We’ll start with 𝑙. And we see, according to the rule for 𝑙, that it can range from zero up to 𝑛 minus one or four. So an electron in the 𝑛 equals five shell might have 𝑙 equals zero or one or two or three or four.
Next, we consider 𝑚 sub 𝑙, the magnetic quantum number. When 𝑙 is equal to zero, 𝑚 sub 𝑙 can simply have the value of zero. When 𝑙 is equal to one, 𝑚 sub 𝑙 can have a value of negative one. It can have a value of zero and a value of positive one. When 𝑙 is two, 𝑚 sub 𝑙 can be negative two, negative one, zero, one, and two, and likewise for 𝑙 equals three and four. For 𝑙 equals three, 𝑚 sub 𝑙 can be negative three, negative two, negative one, zero, one, two, or three. And for 𝑙 equals four, 𝑚 sub 𝑙 ranges from negative four to four, including the integers in between.
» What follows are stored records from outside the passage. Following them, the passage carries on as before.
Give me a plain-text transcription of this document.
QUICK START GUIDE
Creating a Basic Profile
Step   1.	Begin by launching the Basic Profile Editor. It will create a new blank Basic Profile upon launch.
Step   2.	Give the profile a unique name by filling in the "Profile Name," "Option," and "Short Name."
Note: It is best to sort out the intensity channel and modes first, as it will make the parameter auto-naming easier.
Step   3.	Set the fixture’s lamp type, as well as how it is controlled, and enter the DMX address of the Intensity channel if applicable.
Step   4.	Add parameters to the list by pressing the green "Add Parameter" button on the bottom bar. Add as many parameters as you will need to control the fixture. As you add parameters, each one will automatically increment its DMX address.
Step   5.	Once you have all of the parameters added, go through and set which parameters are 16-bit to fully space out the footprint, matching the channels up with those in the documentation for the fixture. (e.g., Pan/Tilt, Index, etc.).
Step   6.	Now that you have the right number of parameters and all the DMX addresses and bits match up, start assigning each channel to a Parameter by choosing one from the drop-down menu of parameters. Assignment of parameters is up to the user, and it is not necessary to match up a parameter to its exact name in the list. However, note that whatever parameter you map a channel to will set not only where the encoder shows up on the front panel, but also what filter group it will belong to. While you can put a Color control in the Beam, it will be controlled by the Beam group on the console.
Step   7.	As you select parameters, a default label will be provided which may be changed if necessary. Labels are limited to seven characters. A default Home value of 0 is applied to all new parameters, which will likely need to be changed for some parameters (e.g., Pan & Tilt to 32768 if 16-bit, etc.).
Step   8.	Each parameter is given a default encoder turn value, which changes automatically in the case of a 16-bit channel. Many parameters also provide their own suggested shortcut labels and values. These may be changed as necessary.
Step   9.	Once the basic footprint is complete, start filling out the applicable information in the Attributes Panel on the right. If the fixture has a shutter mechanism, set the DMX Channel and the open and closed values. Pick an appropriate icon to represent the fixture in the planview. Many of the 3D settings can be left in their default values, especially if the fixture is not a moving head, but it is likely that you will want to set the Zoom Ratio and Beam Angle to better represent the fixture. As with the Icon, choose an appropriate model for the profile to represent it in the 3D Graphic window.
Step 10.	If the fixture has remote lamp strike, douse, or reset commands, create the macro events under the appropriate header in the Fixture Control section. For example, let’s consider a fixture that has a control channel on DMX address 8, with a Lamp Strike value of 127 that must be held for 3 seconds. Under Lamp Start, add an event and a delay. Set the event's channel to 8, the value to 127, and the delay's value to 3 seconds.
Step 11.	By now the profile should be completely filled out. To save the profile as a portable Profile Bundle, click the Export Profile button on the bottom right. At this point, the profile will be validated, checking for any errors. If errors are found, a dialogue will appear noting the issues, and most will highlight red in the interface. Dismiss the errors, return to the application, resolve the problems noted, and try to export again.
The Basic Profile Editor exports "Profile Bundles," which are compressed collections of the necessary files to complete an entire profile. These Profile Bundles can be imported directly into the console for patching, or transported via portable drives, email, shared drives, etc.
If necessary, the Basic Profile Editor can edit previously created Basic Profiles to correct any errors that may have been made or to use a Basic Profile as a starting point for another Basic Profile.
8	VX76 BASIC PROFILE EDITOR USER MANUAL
Moving on to 𝑚 sub 𝑠, the spin quantum number, this can take on a value of plus or minus one-half for each value of 𝑚 sub 𝑙. For 𝑚 sub 𝑙 equals zero, there are two possible values of 𝑚 sub 𝑠. And for each of the three possible values of 𝑚 sub 𝑙 for 𝑙 equals one, 𝑚 sub 𝑠 can again be plus or minus one-half, same for 𝑙 equals two, where each value of 𝑚 sub 𝑙 can have two values of 𝑚 sub 𝑠, and so on for 𝑙 equals three and 𝑙 equals four.
We can find the total number of possible electron orientations by adding up the possible orientations for each value of 𝑙. For 𝑙 equals zero, we have one possible 𝑚 sub 𝑙 value multiplied by two possible 𝑚 sub 𝑠 values for each 𝑚 sub 𝑙 value. That gives us a total number of possible states of two for 𝑙 equals zero.
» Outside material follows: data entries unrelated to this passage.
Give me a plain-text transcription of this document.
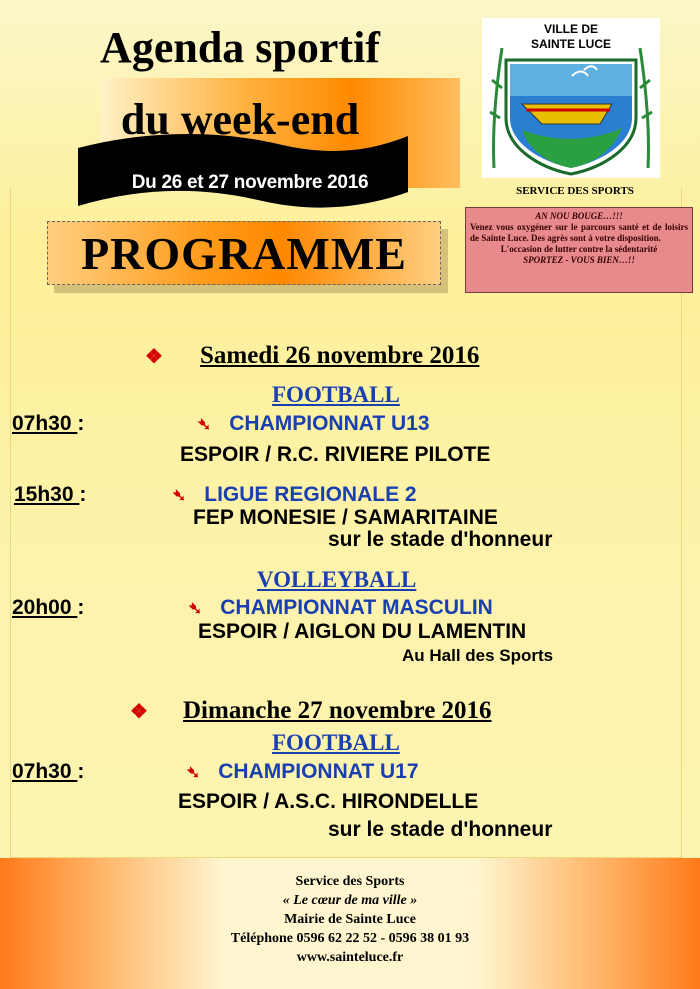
Agenda sportif
du week-end
Du 26 et 27 novembre 2016
PROGRAMME
VILLE DE
SAINTE LUCE
SERVICE DES SPORTS
AN NOU BOUGE…!!!
Venez vous oxygéner sur le parcours santé et de loisirs de Sainte Luce. Des agrès sont à votre disposition.
L'occasion de lutter contre la sédentarité
SPORTEZ - VOUS BIEN…!!
❖ Samedi 26 novembre 2016
FOOTBALL
07h30 :	➴ CHAMPIONNAT U13
ESPOIR / R.C. RIVIERE PILOTE
15h30 :	➴ LIGUE REGIONALE 2
FEP MONESIE / SAMARITAINE
sur le stade d'honneur
VOLLEYBALL
20h00 :	➴ CHAMPIONNAT MASCULIN
ESPOIR / AIGLON DU LAMENTIN
Au Hall des Sports
❖ Dimanche 27 novembre 2016
FOOTBALL
07h30 :	➴ CHAMPIONNAT U17
ESPOIR / A.S.C. HIRONDELLE
sur le stade d'honneur
Service des Sports
« Le cœur de ma ville »
Mairie de Sainte Luce
Téléphone 0596 62 22 52 - 0596 38 01 93
www.sainteluce.fr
For 𝑙 equals one, we have three possible 𝑚 sub 𝑙 values and, for each of those values, two possible 𝑚 sub 𝑠 values, giving us a total of six orientations allowable at the 𝑙 equals one level. For 𝑙 equals two, we now have five possible 𝑚 sub 𝑙 values, and each one has two possible 𝑚 sub 𝑠 values, giving us a total number of 10 possible states. For 𝑙 equals three, we now have seven possible 𝑚 sub 𝑙 values, each one multiplied by two possible 𝑚 sub 𝑠 values, giving us 14 total possible states. And for 𝑙 equals four, we have nine possible 𝑚 sub 𝑙 values, each one multiplied by two possible 𝑚 sub 𝑠 values, to give 18 possible electron configurations for 𝑙 equals four.
To find 𝑁, we simply sum up these five values. And when we do, we find 𝑁 is 50. That’s the total number of possible electron configurations in the 𝑛 equals five shell.